A recent case out of California illustrates the complexity in dealing with student threats at the campus level, especially when those threats originate off campus.  The case, McNeil v. Sherwood School District 88J, 918 F.3d 700 (9th Cir. 2019), involved a student who created a hit list of his high school peers in his personal journal at home.  The student’s journal entry read: “I am God” and “All These People Must Die.”  The journal also included graphic descriptions of violence. The boy’s mother discovered the journal and contacted a therapist.  The therapist, in turn, informed the local police department.

Police searched the student’s residence and found a rifle and ammunition.  The student later admitted to police that sometimes he thought “killing people might relieve some of the stress he feels,” but that he would never carry out his thoughts and that the journal was only used “to vent.”  The student was not charged criminally.

State law and district policy required the district to inform the students who were named on the hit list.  Following that, a flurry of activity ensued, including media inquiries, many calls and emails from parents, members of the public requesting more information, social media posts of the student, and at least one student arming himself at school to protect against the threat.  Some parents had their children leave school early upon learning of the threat, while other students missed several days of school or transferred out of the district. The school principal recommended expulsion of the student for a year for making “a threat of violence” that “has caused a distinct and substantial disruption to the school environment.”

The parents sued the school district, claiming violations of the student’s constitutional rights, including his First Amendment free speech rights.  The trial court entered judgment in favor of the district and the parents appealed.

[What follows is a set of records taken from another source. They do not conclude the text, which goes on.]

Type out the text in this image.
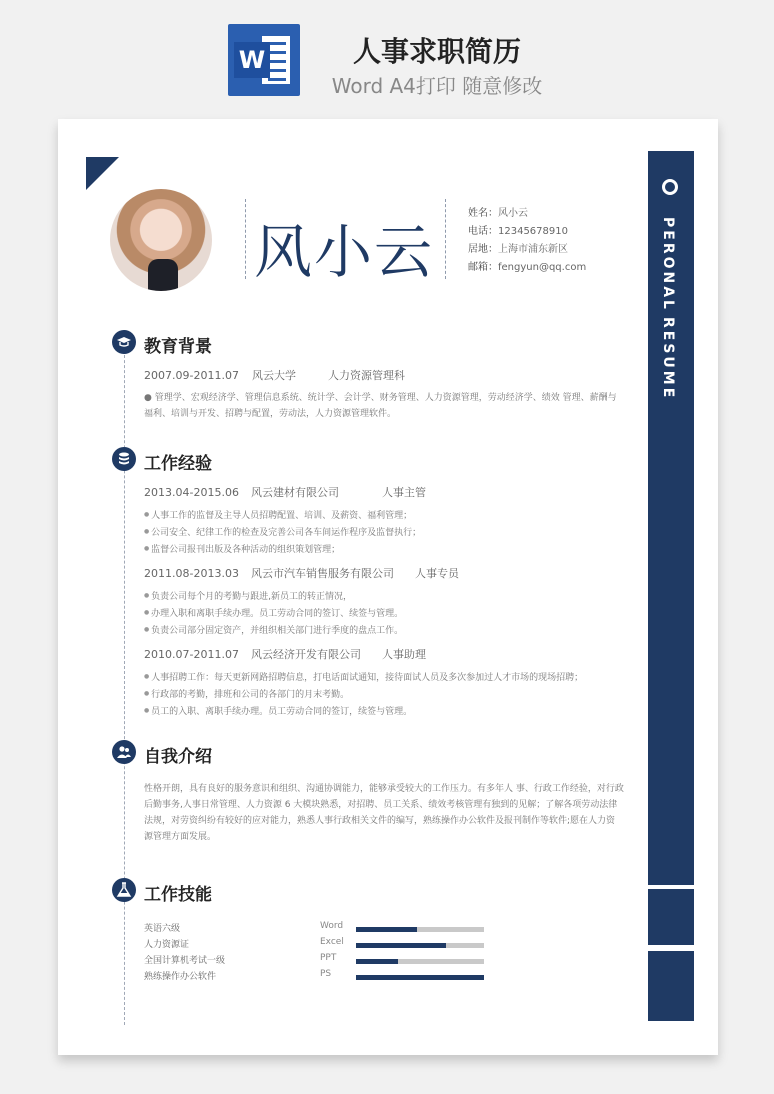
W	人事求职简历
Word A4打印 随意修改
风小云
姓名：风小云
电话：12345678910
居地：上海市浦东新区
邮箱：fengyun@qq.com	PERONAL
RESUME
教育背景
2007.09-2011.07 风云大学	人力资源管理科
● 管理学、宏观经济学、管理信息系统、统计学、会计学、财务管理、人力资源管理，劳动经济学、绩效 管理、薪酬与福利、培训与开发、招聘与配置，劳动法，人力资源管理软件。
工作经验
2013.04-2015.06 风云建材有限公司	人事主管
● 人事工作的监督及主导人员招聘配置、培训、及薪资、福利管理；
● 公司安全、纪律工作的检查及完善公司各车间运作程序及监督执行；
● 监督公司报刊出版及各种活动的组织策划管理；
2011.08-2013.03 风云市汽车销售服务有限公司 人事专员
● 负责公司每个月的考勤与跟进,新员工的转正情况，
● 办理入职和离职手续办理。员工劳动合同的签订、续签与管理。
● 负责公司部分固定资产，并组织相关部门进行季度的盘点工作。
2010.07-2011.07 风云经济开发有限公司 人事助理
● 人事招聘工作：每天更新网路招聘信息，打电话面试通知，接待面试人员及多次参加过人才市场的现场招聘；
● 行政部的考勤，排班和公司的各部门的月末考勤。
● 员工的入职、离职手续办理。员工劳动合同的签订，续签与管理。
自我介绍
性格开朗，具有良好的服务意识和组织、沟通协调能力，能够承受较大的工作压力。有多年人 事、行政工作经验，对行政后勤事务,人事日常管理、人力资源 6 大模块熟悉，对招聘、员工关系、绩效考核管理有独到的见解；了解各项劳动法律法规，对劳资纠纷有较好的应对能力，熟悉人事行政相关文件的编写，熟练操作办公软件及报刊制作等软件;愿在人力资源管理方面发展。
工作技能
英语六级
人力资源证
全国计算机考试一级
熟练操作办公软件
Word
Excel
PPT
PS
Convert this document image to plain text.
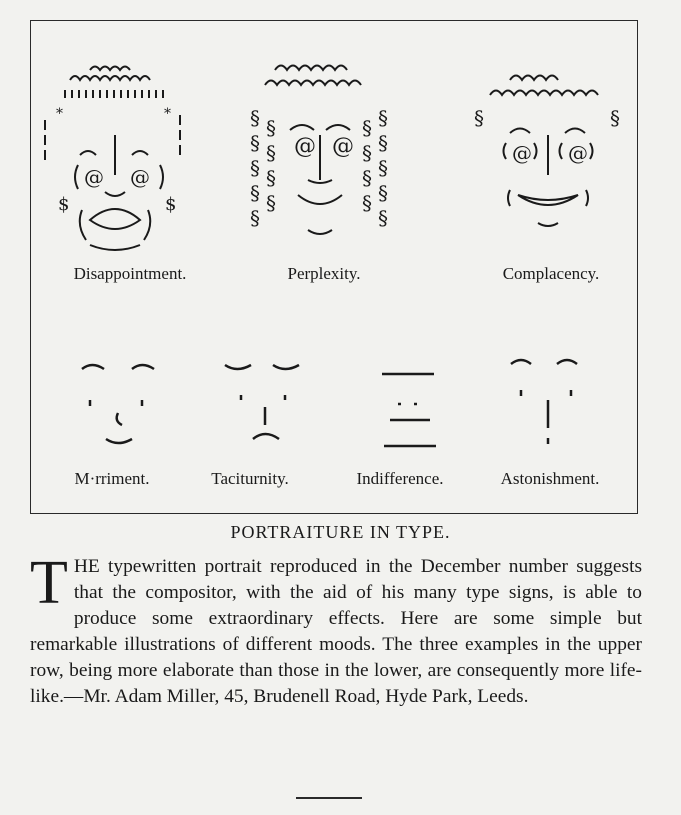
@ @
$	$
*	*
@ @
§
§
§
§
§
§
§
§
§
§
§
§
§
§
§
§
§
§
@ @
§	§
Disappointment.	Perplexity.	Complacency.
M·rriment.	Taciturnity.	Indifference.	Astonishment.
PORTRAITURE IN TYPE.
T HE typewritten portrait reproduced in the December number suggests that the compositor, with the aid of his many type signs, is able to produce some extraordinary effects. Here are some simple but remarkable illustrations of different moods. The three examples in the upper row, being more elaborate than those in the lower, are consequently more life-like.—Mr. Adam Miller, 45, Brudenell Road, Hyde Park, Leeds.
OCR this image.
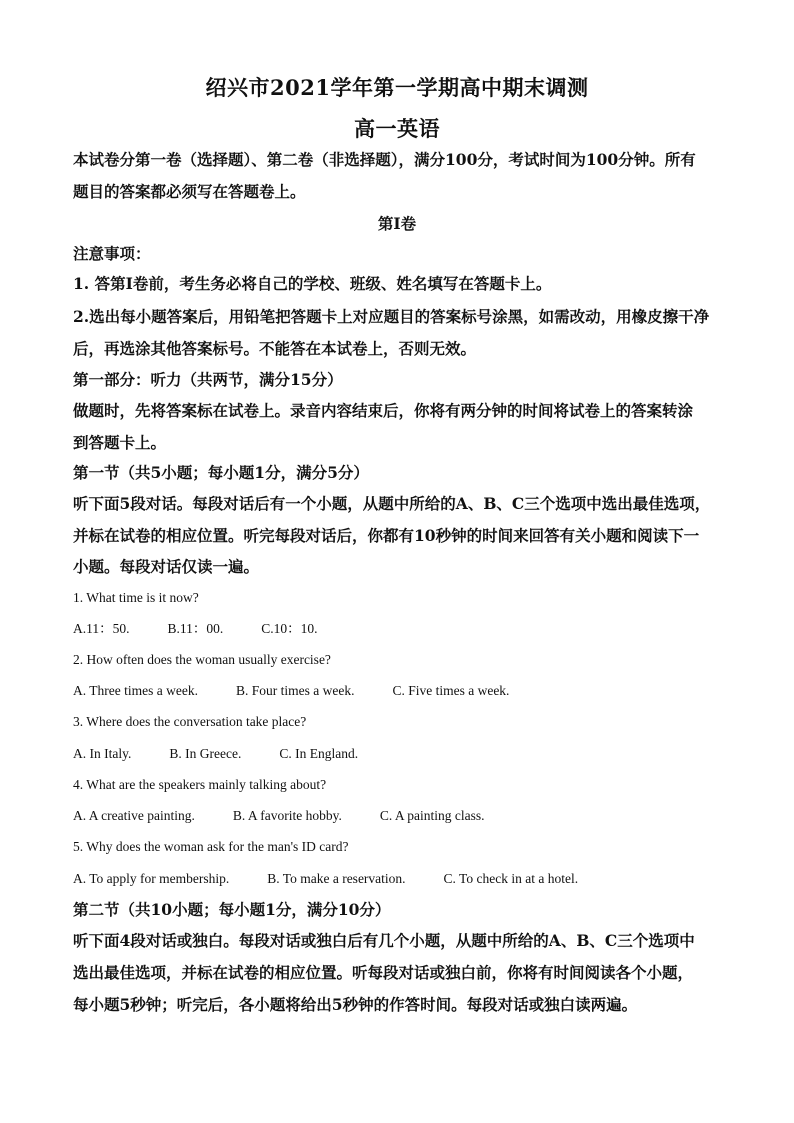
绍兴市2021学年第一学期高中期末调测
高一英语
本试卷分第一卷（选择题）、第二卷（非选择题），满分100分，考试时间为100分钟。所有
题目的答案都必须写在答题卷上。
第Ⅰ卷
注意事项：
1. 答第Ⅰ卷前，考生务必将自己的学校、班级、姓名填写在答题卡上。
2.选出每小题答案后，用铅笔把答题卡上对应题目的答案标号涂黑，如需改动，用橡皮擦干净
后，再选涂其他答案标号。不能答在本试卷上，否则无效。
第一部分：听力（共两节，满分15分）
做题时，先将答案标在试卷上。录音内容结束后，你将有两分钟的时间将试卷上的答案转涂
到答题卡上。
第一节（共5小题；每小题1分，满分5分）
听下面5段对话。每段对话后有一个小题，从题中所给的A、B、C三个选项中选出最佳选项，
并标在试卷的相应位置。听完每段对话后，你都有10秒钟的时间来回答有关小题和阅读下一
小题。每段对话仅读一遍。
1. What time is it now?
A.11：50.	B.11：00.	C.10：10.
2. How often does the woman usually exercise?
A. Three times a week.	B. Four times a week.	C. Five times a week.
3. Where does the conversation take place?
A. In Italy.	B. In Greece.	C. In England.
4. What are the speakers mainly talking about?
A. A creative painting.	B. A favorite hobby.	C. A painting class.
5. Why does the woman ask for the man's ID card?
A. To apply for membership.	B. To make a reservation.	C. To check in at a hotel.
第二节（共10小题；每小题1分，满分10分）
听下面4段对话或独白。每段对话或独白后有几个小题，从题中所给的A、B、C三个选项中
选出最佳选项，并标在试卷的相应位置。听每段对话或独白前，你将有时间阅读各个小题，
每小题5秒钟；听完后，各小题将给出5秒钟的作答时间。每段对话或独白读两遍。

A three-judge panel of the Ninth Circuit Court of Appeals unanimously affirmed the trial court ruling.  According to the appeals court, “courts considering whether a school district may constitutionally regulate off-campus speech must determine, based on the totality of the circumstances, whether the speech bears a sufficient nexus to the school.”  The court refers to this as the “nexus test.” It concluded:

  1. It was reasonable for district officials to conclude that the student presented a credible threat of severe harm to the school community.
  2. Once it learned of the hit list, the district could reasonably foresee that news of the threat would reach and impact the school and disrupt the school environment.
  3. The content of the speech involved the school and schools have a right, indeed an obligation, to address a credible threat of violence involving the school community.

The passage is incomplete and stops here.